Don’t forget to protect your skin
Overexposure to UV rays can cause an over production of melanin and the pigmentation in the surrounding skin to darken. Wear a sunscreen daily.
Do watch your diet
Cut back on salty foods and alcohol. While salt contributes to your body’s fluid retention, drinking alcohol causes dehydration, and that in turn may lead to bags and dark circles under your eyes.
Do cold compress
To help reduce swelling and shrink dilated blood vessels in an instant, wrap a few ice cubes or dampen a washcloth with cold water and apply it to the area for 20 minutes. Repeat this process if the cloth becomes warm or when ice melts. You can also try cold tea bags as caffeine and antioxidants in tea can help stimulate blood circulation, shrink blood vessels, and reduce fluid retention. To use, first soak two black or green tea bags in hot water for five minutes then chill in the fridge for 15 to 20 minutes. Do rinse your eyes with cool water after use.
On top of lifestyle adjustments, try adding an eye treatment to your daily skincare routine. Under-eye darkness caused by excess brown pigment or melanin can be lightened with topical products. Find one with kojic acid or vitamin C to help brighten, green tea and aloe to soothe, and caffeine to constrict and firm the skin.
You should see a doctor if your under-eye swelling is severe and long-lasting, followed by redness, pain, or itching. Your doctor may offer some long-term solutions, like prescription creams or other treatments that work to reduce swelling and discoloration. Medical treatment options include:
Light Based Therapies:
Fractional lasers create micro-injuries in the skin which in turn stimulates collagen production as a result of skin’s natural healing process. For loss of elasticity on the upper and lower eyelids, lasers and radio frequency treatments like Thermage will tighten and smoothen the skin. Side effects may include redness for a couple of days.
Non Light-Based Treatments:
A professional grade peel like TCA administered by medical doctors can penetrate to the right skin depth to improve texture and tighten skin. Chemical peels that penetrate beyond the skins epidermis trigger the skin’s own wound healing ability to stimulate the production of collagen, elastin and hyaluronic acid, regulate growth factors, resulting in a thicker dermis, smoother surface and firmer skin.
Injecting hyaluronic acid fillers into the tear trough area (the grooves between the lower eyelid and the cheeks) can reduce the look of saggy eyes and dark circles. Fillers can help to lift skin up and away from blood vessels under the eyes, restoring volume and a smoother appearance. Side effects may include redness and bruising for a day or two.
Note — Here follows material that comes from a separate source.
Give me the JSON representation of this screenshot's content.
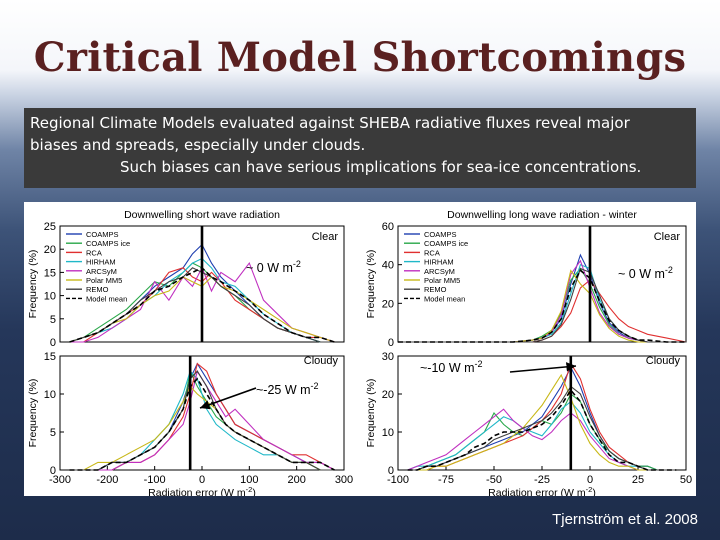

This procedure involves fine needles puncturing the skin to inflict a controlled injury, which in turn rejuvenates the skin being treated. This treatment can help to reduce wrinkles, scarring, and pigmentation issues, like dark circles and under-eye bags.
A course of six sessions spaced a month or so apart is usually recommended.
Recovery time is relatively fast but some side effects like bleeding, bruising, infection and scarring may occur.
At-home kits are less effective and there’s risk of infection. This approach is not suitable for those who scar easily or have a history of keloids.
Blepharoplasty (Eyelid Surgery)
If the eye bags are too large or sagging skin is significant, blepharoplasty is the only answer. During surgery, excess fat and skin is removed through an incision in the natural crease of the upper eyelid or inside the lower lid followed by tiny stitches that dissolve over time.
Discuss with your doctor about the possible side effects such as dry or watery eyes, pain, swelling, bruising and blurred vision. Rare complications include visual impairment, bleeding, infection, injury to eye muscles, and corneal abrasion.